Ironically, it is the very integration of the game with the opera that provides Ring’s one true stinker of a puzzle.  In Loge’s realm, you encounter a giant organ. The puzzle is to repeat a loop of operatic music that is playing (faintly) on the soundtrack.  The problem is that there are 15 keys on the organ, each of which must be used and each of which actually plays a sequence of notes.  They all sound almost identical and since the music you are trying to mimic is on an endlessly repeating loop, you don’t have any real idea of where to start anyway.  I defy anyone to solve this sound-puzzle-from-hell without a walkthrough.

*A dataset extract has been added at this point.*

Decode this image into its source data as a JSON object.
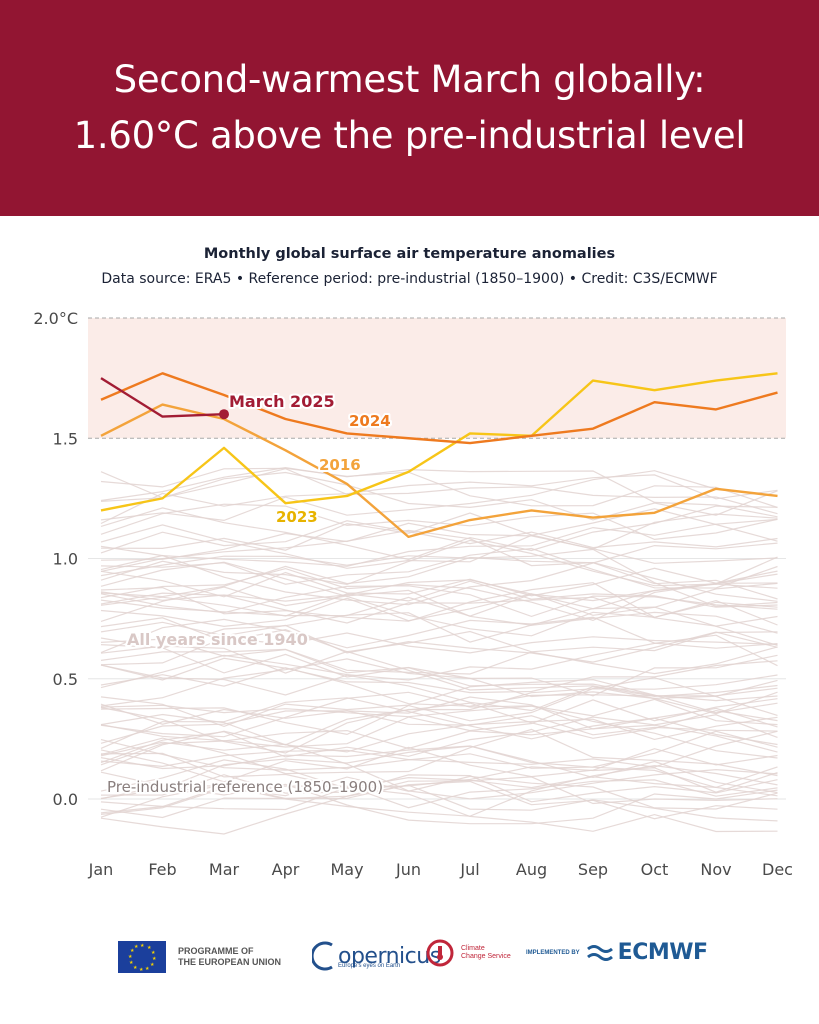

Fortunately, there is a complete walkthrough for the game included in the manual, which may give you some idea of just how short Ring actually is.  In fact, it takes much less time to play Ring than it would to watch the operatic cycle on which it is based, which is comprised of some fourteen hours of music.  However, there is much to like crammed into a small package.  (Actually, it would appear that there was supposed to be a fifth segment of the game.  There are five hotspots on the machine you use to enter the sub-stories, but two of them take you into the same realm.)  There is no denying the originality of the game.  In a time when cookie-cutter adventure games are the norm, Ring is a breath of fresh (if heavy) air.  I already mentioned the music, which while NOT original is light years better than standard adventure game fare.  And then there is the artwork.  Anyone familiar with Druillet’s work (or the pages of either Metal Hurlant or Heavy Metal) will know to expect something special in this department.  The look of the game is both dark and beautiful, utilizing mostly dark tones (black, burnt ochre, indigo) and detailed, stylized backgrounds.  Every character is original and interesting, from the grotesquely blubbery Alberich to the gorgeous (and quite naked) Water Maidens. Although not as amazing, vibrant and fully realized as his gorgeous artwork for the game Salammbo, Druillet has given us something completely original to look at in nearly every frame of Ring.  Sadly, as in Salammbo, some of the detail suffers from being presented in a 640 x 480 resolution.  Nevertheless, both games look better than most other games that I’ve played recently.  The sheer creativity involved in the graphic design does much to help carry the gamer through many of Ring’s flaws.  

In conclusion, playing Ring is a bit like watching one of the Wagnerian operas on which it is based if you don’t speak German: you may not understand it but you can sit back and enjoy the spectacle.